Khajji Ground
- Interactive map of Khajji Ground
- Location: Gulbahar, near Golimar, Karachi, Sindh, Pakistan
- Coordinates: 24°53′41″N 67°01′26″E﻿ / ﻿24.89472°N 67.02389°E
- Operator: Karachi Metropolitan Corporation
- Type: Playground and public open space

= Khajji Ground =

Area in Karachi, Pakistan

Khajji Ground, also spelled Khaji Ground, is an open ground in the Gulbahar and Golimar area of Karachi, Sindh, Pakistan. It is used as a playground and is situated adjacent to a graveyard.

== History ==
During the 1990s, the area surrounding Khajji Ground was identified as a focal point of civil unrest and military engagement, specifically during Operation Clean-up, where casualties from factional violence were discarded during this period. In 1995, a nearby girls' primary school was occupied by police forces, affecting access for residents of adjacent neighbourhoods such as Mohammadabad and Waheedabad.

Following security operations involving the Pakistan Rangers, the ground resumed utility as a recreational space. By the early 2000s, it was used for organized sports fixtures and public festivals.

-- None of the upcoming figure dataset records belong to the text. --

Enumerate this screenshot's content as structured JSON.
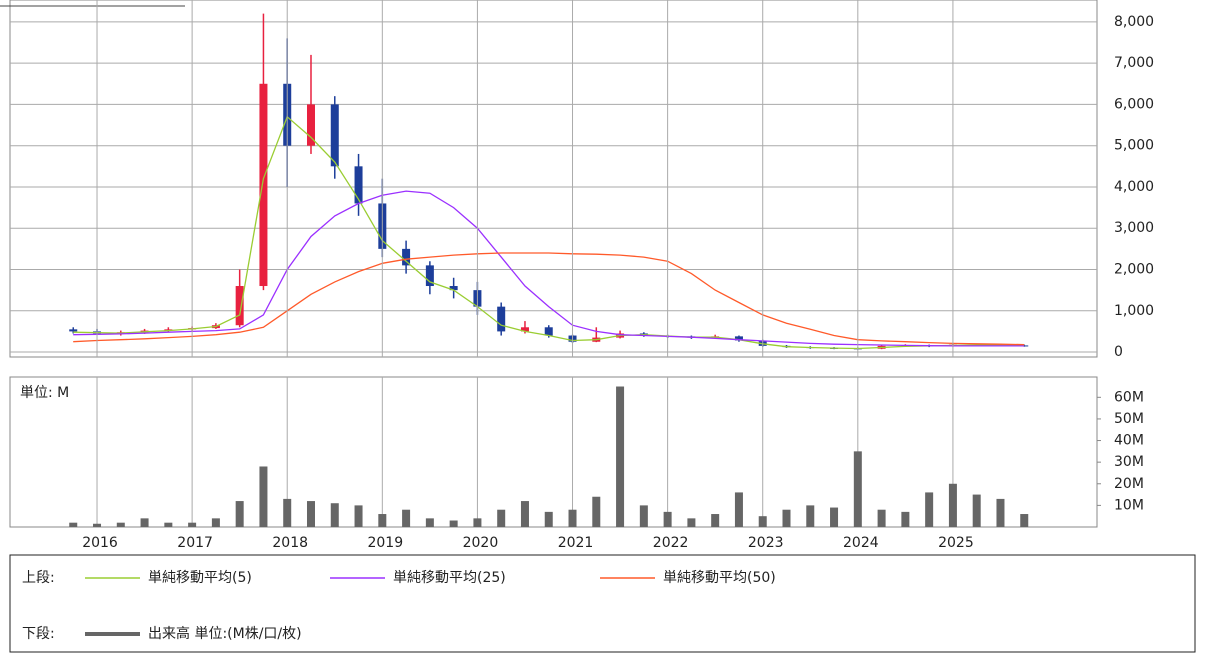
{
  "chart_data": [
    {
      "type": "candlestick",
      "x": [
        2015.75,
        2016,
        2016.25,
        2016.5,
        2016.75,
        2017,
        2017.25,
        2017.5,
        2017.75,
        2018,
        2018.25,
        2018.5,
        2018.75,
        2019,
        2019.25,
        2019.5,
        2019.75,
        2020,
        2020.25,
        2020.5,
        2020.75,
        2021,
        2021.25,
        2021.5,
        2021.75,
        2022,
        2022.25,
        2022.5,
        2022.75,
        2023,
        2023.25,
        2023.5,
        2023.75,
        2024,
        2024.25,
        2024.5,
        2024.75,
        2025,
        2025.25,
        2025.5,
        2025.75
      ],
      "open": [
        550,
        500,
        450,
        480,
        520,
        550,
        580,
        650,
        1600,
        6500,
        5000,
        6000,
        4500,
        3600,
        2500,
        2100,
        1600,
        1500,
        1100,
        500,
        600,
        400,
        250,
        350,
        450,
        400,
        380,
        350,
        380,
        280,
        150,
        120,
        100,
        90,
        80,
        150,
        160,
        140,
        180,
        170,
        160
      ],
      "high": [
        600,
        560,
        520,
        560,
        600,
        620,
        700,
        2000,
        8200,
        7600,
        7200,
        6200,
        4800,
        4200,
        2700,
        2200,
        1800,
        1700,
        1200,
        750,
        650,
        420,
        600,
        520,
        480,
        420,
        400,
        420,
        400,
        300,
        170,
        140,
        120,
        110,
        180,
        190,
        180,
        210,
        200,
        190,
        180
      ],
      "low": [
        450,
        420,
        400,
        440,
        480,
        520,
        560,
        600,
        1500,
        4000,
        4800,
        4200,
        3300,
        2300,
        1900,
        1400,
        1300,
        900,
        400,
        450,
        350,
        220,
        240,
        330,
        370,
        340,
        320,
        330,
        250,
        130,
        100,
        80,
        70,
        60,
        70,
        130,
        120,
        130,
        150,
        140,
        130
      ],
      "close": [
        500,
        450,
        480,
        520,
        550,
        580,
        650,
        1600,
        6500,
        5000,
        6000,
        4500,
        3600,
        2500,
        2100,
        1600,
        1500,
        1100,
        500,
        600,
        400,
        250,
        350,
        450,
        400,
        380,
        350,
        380,
        280,
        150,
        120,
        100,
        90,
        80,
        150,
        160,
        140,
        180,
        170,
        160,
        150
      ],
      "up_color": "#e8213f",
      "down_color": "#1d3e9a",
      "series": [
        {
          "name": "単純移動平均(5)",
          "color": "#9acd32",
          "values": [
            480,
            470,
            460,
            490,
            520,
            560,
            620,
            900,
            4200,
            5700,
            5200,
            4600,
            3700,
            2700,
            2200,
            1700,
            1500,
            1100,
            650,
            500,
            400,
            280,
            300,
            400,
            420,
            390,
            360,
            360,
            300,
            200,
            130,
            110,
            95,
            85,
            110,
            140,
            150,
            160,
            170,
            165,
            160
          ]
        },
        {
          "name": "単純移動平均(25)",
          "color": "#9b30ff",
          "values": [
            420,
            430,
            440,
            460,
            480,
            500,
            520,
            560,
            900,
            2000,
            2800,
            3300,
            3600,
            3800,
            3900,
            3850,
            3500,
            3000,
            2300,
            1600,
            1100,
            650,
            500,
            420,
            400,
            380,
            360,
            330,
            300,
            270,
            240,
            210,
            190,
            180,
            170,
            160,
            155,
            150,
            150,
            150,
            150
          ]
        },
        {
          "name": "単純移動平均(50)",
          "color": "#ff5a2a",
          "values": [
            250,
            280,
            300,
            320,
            350,
            380,
            420,
            480,
            600,
            1000,
            1400,
            1700,
            1950,
            2150,
            2250,
            2300,
            2350,
            2380,
            2400,
            2400,
            2400,
            2380,
            2370,
            2350,
            2300,
            2200,
            1900,
            1500,
            1200,
            900,
            700,
            550,
            400,
            300,
            270,
            250,
            230,
            210,
            200,
            190,
            180
          ]
        }
      ],
      "xlim": [
        2015.085,
        2026.515
      ],
      "ylim": [
        -120,
        8530
      ],
      "yticks": [
        0,
        {
          "value": 1000,
          "label": "1,000"
        },
        {
          "value": 2000,
          "label": "2,000"
        },
        {
          "value": 3000,
          "label": "3,000"
        },
        {
          "value": 4000,
          "label": "4,000"
        },
        {
          "value": 5000,
          "label": "5,000"
        },
        {
          "value": 6000,
          "label": "6,000"
        },
        {
          "value": 7000,
          "label": "7,000"
        },
        {
          "value": 8000,
          "label": "8,000"
        }
      ],
      "grid": true,
      "legend_label": "上段:"
    },
    {
      "type": "bar",
      "name": "出来高 単位:(M株/口/枚)",
      "unit_label": "単位: M",
      "color": "#666666",
      "x": [
        2015.75,
        2016,
        2016.25,
        2016.5,
        2016.75,
        2017,
        2017.25,
        2017.5,
        2017.75,
        2018,
        2018.25,
        2018.5,
        2018.75,
        2019,
        2019.25,
        2019.5,
        2019.75,
        2020,
        2020.25,
        2020.5,
        2020.75,
        2021,
        2021.25,
        2021.5,
        2021.75,
        2022,
        2022.25,
        2022.5,
        2022.75,
        2023,
        2023.25,
        2023.5,
        2023.75,
        2024,
        2024.25,
        2024.5,
        2024.75,
        2025,
        2025.25,
        2025.5,
        2025.75
      ],
      "values": [
        2,
        1.5,
        2,
        4,
        2,
        2,
        4,
        12,
        28,
        13,
        12,
        11,
        10,
        6,
        8,
        4,
        3,
        4,
        8,
        12,
        7,
        8,
        14,
        65,
        10,
        7,
        4,
        6,
        16,
        5,
        8,
        10,
        9,
        35,
        8,
        7,
        16,
        20,
        15,
        13,
        6
      ],
      "xlim": [
        2015.085,
        2026.515
      ],
      "xticks": [
        2016,
        2017,
        2018,
        2019,
        2020,
        2021,
        2022,
        2023,
        2024,
        2025
      ],
      "ylim": [
        0,
        69.4
      ],
      "yticks": [
        {
          "value": 10,
          "label": "10M"
        },
        {
          "value": 20,
          "label": "20M"
        },
        {
          "value": 30,
          "label": "30M"
        },
        {
          "value": 40,
          "label": "40M"
        },
        {
          "value": 50,
          "label": "50M"
        },
        {
          "value": 60,
          "label": "60M"
        }
      ],
      "grid": true,
      "legend_label": "下段:"
    }
  ]
}
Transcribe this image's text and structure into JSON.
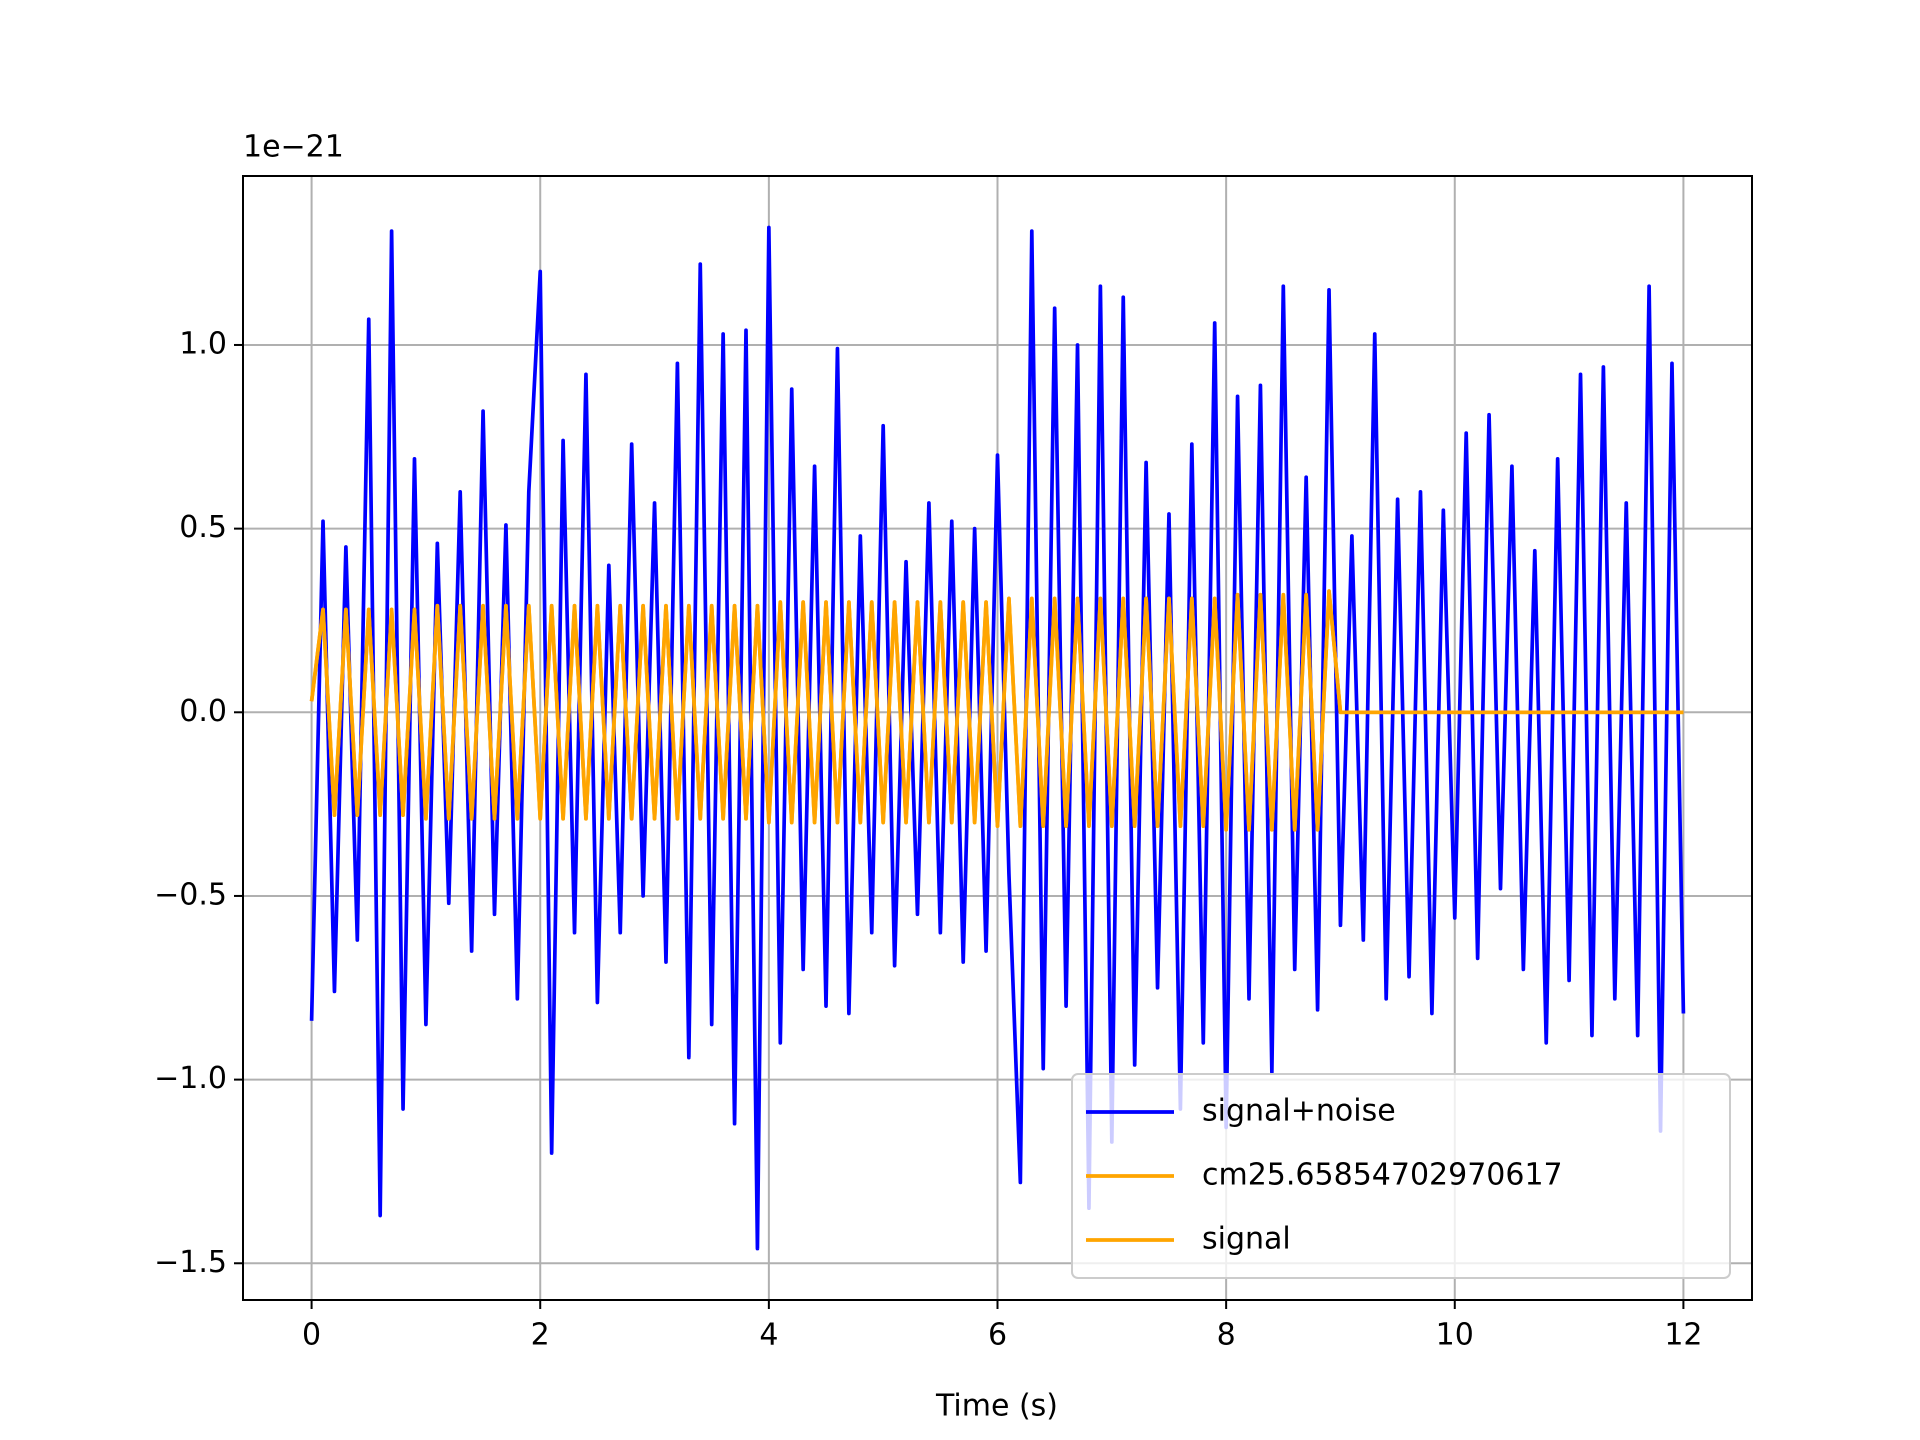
{
  "chart_data": {
    "type": "line",
    "offset_text": "1e−21",
    "xlabel": "Time (s)",
    "grid": true,
    "legend_loc": "lower right",
    "xlim": [
      -0.6,
      12.6
    ],
    "ylim": [
      -1.6,
      1.46
    ],
    "xticks": [
      0,
      2,
      4,
      6,
      8,
      10,
      12
    ],
    "yticks": [
      {
        "value": -1.5,
        "label": "−1.5"
      },
      {
        "value": -1.0,
        "label": "−1.0"
      },
      {
        "value": -0.5,
        "label": "−0.5"
      },
      {
        "value": 0.0,
        "label": "0.0"
      },
      0.5,
      {
        "value": 1.0,
        "label": "1.0"
      }
    ],
    "x": [
      0.0,
      0.1,
      0.2,
      0.3,
      0.4,
      0.5,
      0.6,
      0.7,
      0.8,
      0.9,
      1.0,
      1.1,
      1.2,
      1.3,
      1.4,
      1.5,
      1.6,
      1.7,
      1.8,
      1.9,
      2.0,
      2.1,
      2.2,
      2.3,
      2.4,
      2.5,
      2.6,
      2.7,
      2.8,
      2.9,
      3.0,
      3.1,
      3.2,
      3.3,
      3.4,
      3.5,
      3.6,
      3.7,
      3.8,
      3.9,
      4.0,
      4.1,
      4.2,
      4.3,
      4.4,
      4.5,
      4.6,
      4.7,
      4.8,
      4.9,
      5.0,
      5.1,
      5.2,
      5.3,
      5.4,
      5.5,
      5.6,
      5.7,
      5.8,
      5.9,
      6.0,
      6.1,
      6.2,
      6.3,
      6.4,
      6.5,
      6.6,
      6.7,
      6.8,
      6.9,
      7.0,
      7.1,
      7.2,
      7.3,
      7.4,
      7.5,
      7.6,
      7.7,
      7.8,
      7.9,
      8.0,
      8.1,
      8.2,
      8.3,
      8.4,
      8.5,
      8.6,
      8.7,
      8.8,
      8.9,
      9.0,
      9.1,
      9.2,
      9.3,
      9.4,
      9.5,
      9.6,
      9.7,
      9.8,
      9.9,
      10.0,
      10.1,
      10.2,
      10.3,
      10.4,
      10.5,
      10.6,
      10.7,
      10.8,
      10.9,
      11.0,
      11.1,
      11.2,
      11.3,
      11.4,
      11.5,
      11.6,
      11.7,
      11.8,
      11.9,
      12.0
    ],
    "series": [
      {
        "name": "signal+noise",
        "color": "#0000ff",
        "values": [
          -0.84,
          0.52,
          -0.76,
          0.45,
          -0.62,
          1.07,
          -1.37,
          1.31,
          -1.08,
          0.69,
          -0.85,
          0.46,
          -0.52,
          0.6,
          -0.65,
          0.82,
          -0.55,
          0.51,
          -0.78,
          0.6,
          1.2,
          -1.2,
          0.74,
          -0.6,
          0.92,
          -0.79,
          0.4,
          -0.6,
          0.73,
          -0.5,
          0.57,
          -0.68,
          0.95,
          -0.94,
          1.22,
          -0.85,
          1.03,
          -1.12,
          1.04,
          -1.46,
          1.32,
          -0.9,
          0.88,
          -0.7,
          0.67,
          -0.8,
          0.99,
          -0.82,
          0.48,
          -0.6,
          0.78,
          -0.69,
          0.41,
          -0.55,
          0.57,
          -0.6,
          0.52,
          -0.68,
          0.5,
          -0.65,
          0.7,
          -0.44,
          -1.28,
          1.31,
          -0.97,
          1.1,
          -0.8,
          1.0,
          -1.35,
          1.16,
          -1.17,
          1.13,
          -0.96,
          0.68,
          -0.75,
          0.54,
          -1.08,
          0.73,
          -0.9,
          1.06,
          -1.13,
          0.86,
          -0.78,
          0.89,
          -0.98,
          1.16,
          -0.7,
          0.64,
          -0.81,
          1.15,
          -0.58,
          0.48,
          -0.62,
          1.03,
          -0.78,
          0.58,
          -0.72,
          0.6,
          -0.82,
          0.55,
          -0.56,
          0.76,
          -0.67,
          0.81,
          -0.48,
          0.67,
          -0.7,
          0.44,
          -0.9,
          0.69,
          -0.73,
          0.92,
          -0.88,
          0.94,
          -0.78,
          0.57,
          -0.88,
          1.16,
          -1.14,
          0.95,
          -0.82
        ]
      },
      {
        "name": "cm25.65854702970617",
        "color": "#ffa500",
        "values": [
          0.03,
          0.28,
          -0.28,
          0.28,
          -0.28,
          0.28,
          -0.28,
          0.28,
          -0.28,
          0.28,
          -0.29,
          0.29,
          -0.29,
          0.29,
          -0.29,
          0.29,
          -0.29,
          0.29,
          -0.29,
          0.29,
          -0.29,
          0.29,
          -0.29,
          0.29,
          -0.29,
          0.29,
          -0.29,
          0.29,
          -0.29,
          0.29,
          -0.29,
          0.29,
          -0.29,
          0.29,
          -0.29,
          0.29,
          -0.29,
          0.29,
          -0.29,
          0.29,
          -0.3,
          0.3,
          -0.3,
          0.3,
          -0.3,
          0.3,
          -0.3,
          0.3,
          -0.3,
          0.3,
          -0.3,
          0.3,
          -0.3,
          0.3,
          -0.3,
          0.3,
          -0.3,
          0.3,
          -0.3,
          0.3,
          -0.31,
          0.31,
          -0.31,
          0.31,
          -0.31,
          0.31,
          -0.31,
          0.31,
          -0.31,
          0.31,
          -0.31,
          0.31,
          -0.31,
          0.31,
          -0.31,
          0.31,
          -0.31,
          0.31,
          -0.31,
          0.31,
          -0.32,
          0.32,
          -0.32,
          0.32,
          -0.32,
          0.32,
          -0.32,
          0.32,
          -0.32,
          0.33,
          0,
          0,
          0,
          0,
          0,
          0,
          0,
          0,
          0,
          0,
          0,
          0,
          0,
          0,
          0,
          0,
          0,
          0,
          0,
          0,
          0,
          0,
          0,
          0,
          0,
          0,
          0,
          0,
          0,
          0,
          0
        ]
      },
      {
        "name": "signal",
        "color": "#ffa500",
        "values": [
          0.03,
          0.28,
          -0.28,
          0.28,
          -0.28,
          0.28,
          -0.28,
          0.28,
          -0.28,
          0.28,
          -0.29,
          0.29,
          -0.29,
          0.29,
          -0.29,
          0.29,
          -0.29,
          0.29,
          -0.29,
          0.29,
          -0.29,
          0.29,
          -0.29,
          0.29,
          -0.29,
          0.29,
          -0.29,
          0.29,
          -0.29,
          0.29,
          -0.29,
          0.29,
          -0.29,
          0.29,
          -0.29,
          0.29,
          -0.29,
          0.29,
          -0.29,
          0.29,
          -0.3,
          0.3,
          -0.3,
          0.3,
          -0.3,
          0.3,
          -0.3,
          0.3,
          -0.3,
          0.3,
          -0.3,
          0.3,
          -0.3,
          0.3,
          -0.3,
          0.3,
          -0.3,
          0.3,
          -0.3,
          0.3,
          -0.31,
          0.31,
          -0.31,
          0.31,
          -0.31,
          0.31,
          -0.31,
          0.31,
          -0.31,
          0.31,
          -0.31,
          0.31,
          -0.31,
          0.31,
          -0.31,
          0.31,
          -0.31,
          0.31,
          -0.31,
          0.31,
          -0.32,
          0.32,
          -0.32,
          0.32,
          -0.32,
          0.32,
          -0.32,
          0.32,
          -0.32,
          0.33,
          0,
          0,
          0,
          0,
          0,
          0,
          0,
          0,
          0,
          0,
          0,
          0,
          0,
          0,
          0,
          0,
          0,
          0,
          0,
          0,
          0,
          0,
          0,
          0,
          0,
          0,
          0,
          0,
          0,
          0,
          0
        ]
      }
    ]
  }
}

During the 2010s, law enforcement agencies recovered weapons buried within the vicinity of the graveyard. During the 2010s and 2020s, the adjacent Khajji Ground graveyard was used for burials connected to Gulbahar and adjacent neighbourhoods. Targeted killings and shootings in the vicinity were periodically reported in the Rizvia police station limits and nearby parts of Golimar and Gulbahar. In 2025, further arms recovery operations were reported connected to the site.

In March 2025, a petition was filed with the Sindh High Court regarding the use of the ground for garbage dumping and the presence of encroachments. In May 2025, the court directed the Karachi Metropolitan Corporation (KMC) to undertake restoration activities. Subsequent hearings in August 2025 involved summons for municipal officials to address encroachment clearance and funding for rehabilitation.